Late last week, I wrote to foreign secretary Dominic Raab and urged him to work with his colleagues at the Foreign Office (FCO) to change the current blanket advice advising Brits against all but essential travel anywhere, indefinitely.
It is our view that, even more than the 14-day quarantine on arrivals that is still due to come in to force later this month, this guidance is holding back travel’s ability to recover now the global lockdown in easing.
Like every travel brand in the country, those in the dnata Travel Group family have been on the ropes for the last 10 weeks. We’re processing tens of thousands of refunds while watching our income from forward bookings fall to almost zero. We’ve had to impose major cost reduction measures across the organisation, furlough staff, and reduce the pay of those who have been retained while moving them all to homeworking.
We put the health and wellbeing of our people, and our customers, ahead of everything we do. We have supported the government’s social distancing and travel restriction policies, and accepted the sacrifice and discomfort of doing so has been necessary to help our country overcome this pandemic.
Thankfully, it appears those steps are having the desired effect, and we welcome the indications the virus looks increasingly to be under control.
So as restrictions begin to ease, we finally have the chance to get off the canvas, throw a few punches of our own, and get back in the fight. But unless that FCO advice changes, we remain impossibly handicapped, with one of our hands tied behind out back. Our industry desperately needs the foreign secretary in our corner.

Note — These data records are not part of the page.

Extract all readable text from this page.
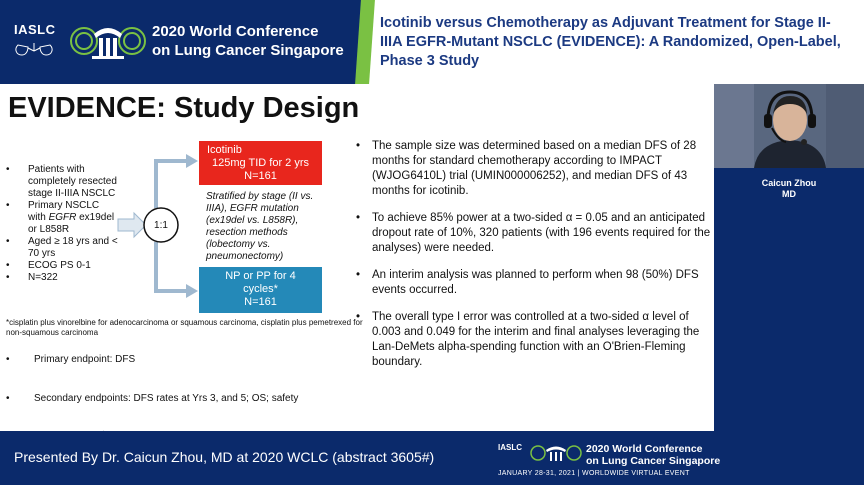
IASLC	2020 World Conference
on Lung Cancer Singapore
Icotinib versus Chemotherapy as Adjuvant Treatment for Stage II-IIIA EGFR-Mutant NSCLC (EVIDENCE): A Randomized, Open-Label, Phase 3 Study
EVIDENCE: Study Design
• Patients with completely resected stage II-IIIA NSCLC
• Primary NSCLC with EGFR ex19del or L858R
• Aged ≥ 18 yrs and < 70 yrs
• ECOG PS 0-1
• N=322
1:1
Icotinib
125mg TID for 2 yrs
N=161
Stratified by stage (II vs. IIIA), EGFR mutation (ex19del vs. L858R), resection methods (lobectomy vs. pneumonectomy)
NP or PP for 4
cycles*
N=161
*cisplatin plus vinorelbine for adenocarcinoma or squamous carcinoma, cisplatin plus pemetrexed for non-squamous carcinoma
• Primary endpoint: DFS
• Secondary endpoints: DFS rates at Yrs 3, and 5; OS; safety
•
• The sample size was determined based on a median DFS of 28 months for standard chemotherapy according to IMPACT (WJOG6410L) trial (UMIN000006252), and median DFS of 43 months for icotinib.
• To achieve 85% power at a two-sided α = 0.05 and an anticipated dropout rate of 10%, 320 patients (with 196 events required for the analyses) were needed.
• An interim analysis was planned to perform when 98 (50%) DFS events occurred.
• The overall type I error was controlled at a two-sided α level of 0.003 and 0.049 for the interim and final analyses leveraging the Lan-DeMets alpha-spending function with an O'Brien-Fleming boundary.
Caicun Zhou
MD
Presented By Dr. Caicun Zhou, MD at 2020 WCLC (abstract 3605#)
IASLC	2020 World Conference
on Lung Cancer Singapore
JANUARY 28-31, 2021 | WORLDWIDE VIRTUAL EVENT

We’re supportive of the campaign launched last week to lobby the home secretary to urgently rethink the new quarantine restrictions that are due to come in to force from 8 June. But our position is that the FCO’s current guidance effectively delegitimises overseas travel and, more than the 14-day quarantine, undermines any real hope that demand can start to return.
Our customers tell us that while they are ready and willing to book and travel this summer, they are nervous to do so while this FCO advice remains in place out of fear of being stranded in the event of a resurgence in the virus. Customer confidence is being undermined, irrespective of whether it is proportionate for a particular destination.
In a similar vein, they are also conscious of the fact that travelling against FCO advice will either invalidate existing travel insurance policies, or make it harder and more expensive to take out new ones. We believe it is the role of the FCO to protect the interests of British citizens abroad when there is an imminent threat to their wellbeing, but not to regulate – or in this case, end – their free movement once that threat has passed.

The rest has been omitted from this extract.